Category Archives: Transportation

Lunch in Graf Wilhelm Platz: Solingen

Graf Wilhelm Platz area in Solingen ticks a lot of boxes when it comes to town centres. First, it has an attractive bus terminal area (more on this below). It also has a town square, used as a market place for entry-level retailers, in addition to which there is a car-free on-street retail area (Alter Markt), an open mall (Muhlenplatz), and very good enclosed mall (Hofgarten). The city itself is known as the “City of Blades”, and is the centre of the German cutlery industry; about 90% of the German cutlery industry is located in Solingen. The name of the city was protected by law 1938. This makes Solingen the first city in the world to protect its name and products.

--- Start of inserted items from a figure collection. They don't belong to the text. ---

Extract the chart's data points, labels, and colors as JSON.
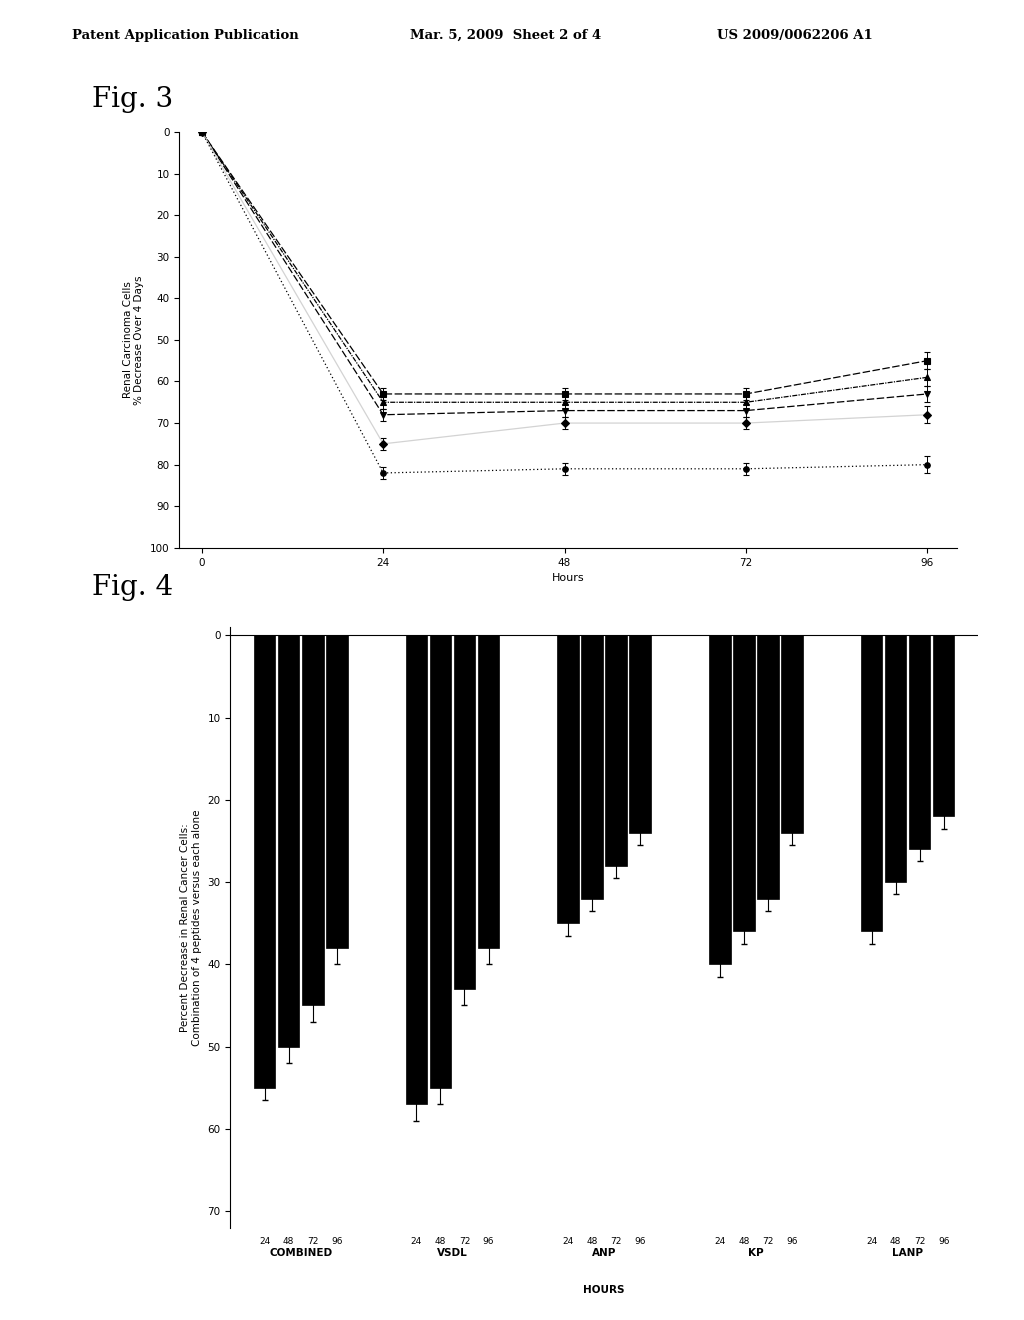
{
  "header_left": "Patent Application Publication",
  "header_mid": "Mar. 5, 2009  Sheet 2 of 4",
  "header_right": "US 2009/0062206 A1",
  "fig3_label": "Fig. 3",
  "fig4_label": "Fig. 4",
  "fig3": {
    "xlabel": "Hours",
    "ylabel": "Renal Carcinoma Cells\n% Decrease Over 4 Days",
    "xticks": [
      0,
      24,
      48,
      72,
      96
    ],
    "yticks": [
      0,
      10,
      20,
      30,
      40,
      50,
      60,
      70,
      80,
      90,
      100
    ],
    "hours": [
      0,
      24,
      48,
      72,
      96
    ],
    "series": [
      {
        "y": [
          0,
          63,
          63,
          63,
          55
        ],
        "yerr": [
          0.3,
          1.5,
          1.5,
          1.5,
          2.0
        ],
        "marker": "s",
        "linestyle": "--",
        "color": "black",
        "dashes": [
          6,
          2
        ]
      },
      {
        "y": [
          0,
          65,
          65,
          65,
          59
        ],
        "yerr": [
          0.3,
          1.5,
          1.5,
          1.5,
          2.0
        ],
        "marker": "^",
        "linestyle": "-.",
        "color": "black",
        "dashes": [
          4,
          2,
          1,
          2
        ]
      },
      {
        "y": [
          0,
          68,
          67,
          67,
          63
        ],
        "yerr": [
          0.3,
          1.5,
          1.5,
          1.5,
          2.0
        ],
        "marker": "v",
        "linestyle": "--",
        "color": "black",
        "dashes": [
          3,
          2
        ]
      },
      {
        "y": [
          0,
          75,
          70,
          70,
          68
        ],
        "yerr": [
          0.3,
          1.5,
          1.5,
          1.5,
          2.0
        ],
        "marker": "D",
        "linestyle": "-",
        "color": "lightgray",
        "dashes": []
      },
      {
        "y": [
          0,
          82,
          81,
          81,
          80
        ],
        "yerr": [
          0.3,
          1.5,
          1.5,
          1.5,
          2.0
        ],
        "marker": "o",
        "linestyle": ":",
        "color": "black",
        "dashes": [
          1,
          2
        ]
      }
    ]
  },
  "fig4": {
    "ylabel": "Percent Decrease in Renal Cancer Cells:\nCombination of 4 peptides versus each alone",
    "bar_width": 0.7,
    "group_labels": [
      "COMBINED",
      "VSDL",
      "ANP",
      "KP",
      "LANP"
    ],
    "hour_labels": [
      "24",
      "48",
      "72",
      "96"
    ],
    "yticks": [
      0,
      10,
      20,
      30,
      40,
      50,
      60,
      70
    ],
    "groups": {
      "COMBINED": {
        "values": [
          -55,
          -50,
          -45,
          -38
        ],
        "errors": [
          1.5,
          2.0,
          2.0,
          2.0
        ]
      },
      "VSDL": {
        "values": [
          -57,
          -55,
          -43,
          -38
        ],
        "errors": [
          2.0,
          2.0,
          2.0,
          2.0
        ]
      },
      "ANP": {
        "values": [
          -35,
          -32,
          -28,
          -24
        ],
        "errors": [
          1.5,
          1.5,
          1.5,
          1.5
        ]
      },
      "KP": {
        "values": [
          -40,
          -36,
          -32,
          -24
        ],
        "errors": [
          1.5,
          1.5,
          1.5,
          1.5
        ]
      },
      "LANP": {
        "values": [
          -36,
          -30,
          -26,
          -22
        ],
        "errors": [
          1.5,
          1.5,
          1.5,
          1.5
        ]
      }
    },
    "anp_extra_label": "HOURS"
  }
}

Photo from https://mapio.net/pic/p-20271125/

The Graf-Wilhelm-Platz bus transport centre serves 6 trolleybus and 16 standard bus routes, with a good number of these routes overlapping into neighbouring cities, making it very easy to get to. It provides the heartbeat for the centre of Solingen.The traffic passing through the transport centre is on a double road, similar to a train station (but it works without the tracks and synchronized switch points). There is a three-leg roundabout at the southern end, with one leg being a double road, with a cross-over where it connects with the roundabout. Basically this creates an unusual entry/exit to the roundabout, which works. At the Northern end again there is also a cross-over, plus three pedestrian crossings (see drawing below). The magic here is that there are so many conflict points along these bus stop areas/routes, but humans driving and walking in this area can and do adapt to this example of ‘good confusion.’

Now back to the start of this post about this town centre ticking a lot of boxes. Walking through both Alter Markt and Muhlenplatz there were many empty shops. In Muhlenplatz the local art community is trying to full this space with art displays, but it felt like art for the sake of art. Sadly this doesn’t feel like it is revitalising the city centres.

To finish, here is some population data on Solingen. In 2012 the city had 158,908 residents (down from 177,899 in 1971)  and a population density of about 1,800 people per km2. Looking at the local population density near the city centre, in 2015 the Solingen-Mitte district had 41,836 residents in an area of 12.51 km2, giving a density of 3,344 people per km2. This is similar to a number of places in Hamilton, when looking at census unit area data (see link).

I only visited this city for a few hours; the Hofgarten mall and transport area was nice and busy, but my visit was too short to understand why other parts of the city were under-performing (Note: rain and cold is normal and does not change the feel of city centres).

 

The problem in Solingen looks short term, most German cities work really well and Solingen should also. This link is good example of what the future looks like for Solingen. Solingen, the City of Blades – Business location for your future

Lunch in Venlo NL

The other week my wife and I stopped for lunch in the city of Venlo, on our way to Wuppertal from Schipol airport. Venlo has a population of just over 101,000 people, with a population density of about 800 people per km2. On leaving the rail station we saw the Venlo bus station, which services 3 bus routes and 8 regional routes (Hamilton has over 20 routes). The station has drive-through berths, allowing bus stops to be located in a compact area, and also can allow buses to wait with their front destination sign facing the direction passengers will arrive from. I like the way the Dutch design tidy and uncluttered areas in a way very few other designers can do.

The city has a reputation for being Green. I did notice the electric bus charging stations, and but sadly I didn’t have time to look into their ‘cradle-to-cradle’ (C2C) principles; in the future I would like to explore this more, but for now here is an introductory explanation

‘The Venlo region was the first in the world to embrace the principles of cradle-to-cradle (C2C). It is a method that minimises the environmental impact of products by employing sustainable production, operation, and disposal practices, so that products can be 100% recyclable and waste can serve as a raw material.’

Dutch cities are nicer than German cities. Venlo being close to the German and being part of the large Verkhrsverbund* Rhein-Ruhr (VRR) ticketing area, it attracts many visitors from there, and on the Wednesday we were there the city streets and squares were pleasantly busy. (*means ‘Transport network’)

What I did make time for was to take a look at Maasboulevard, promoted as ‘the place to meet’. I’ve visited many cities with river promenades; on sunny days these places attract plenty of people coming out to enjoy the open space and to people-watch, which is the reason why they need width. There is also evidence that residential apartments/homes with water views attract a premium, and add eyes on the street when retail has closed or on quiet days when it is not so sunny.

 

The day we visited it was a nice but quiet day on the river promenade, so we had a great lunch where most others were meeting, in the more active old market place.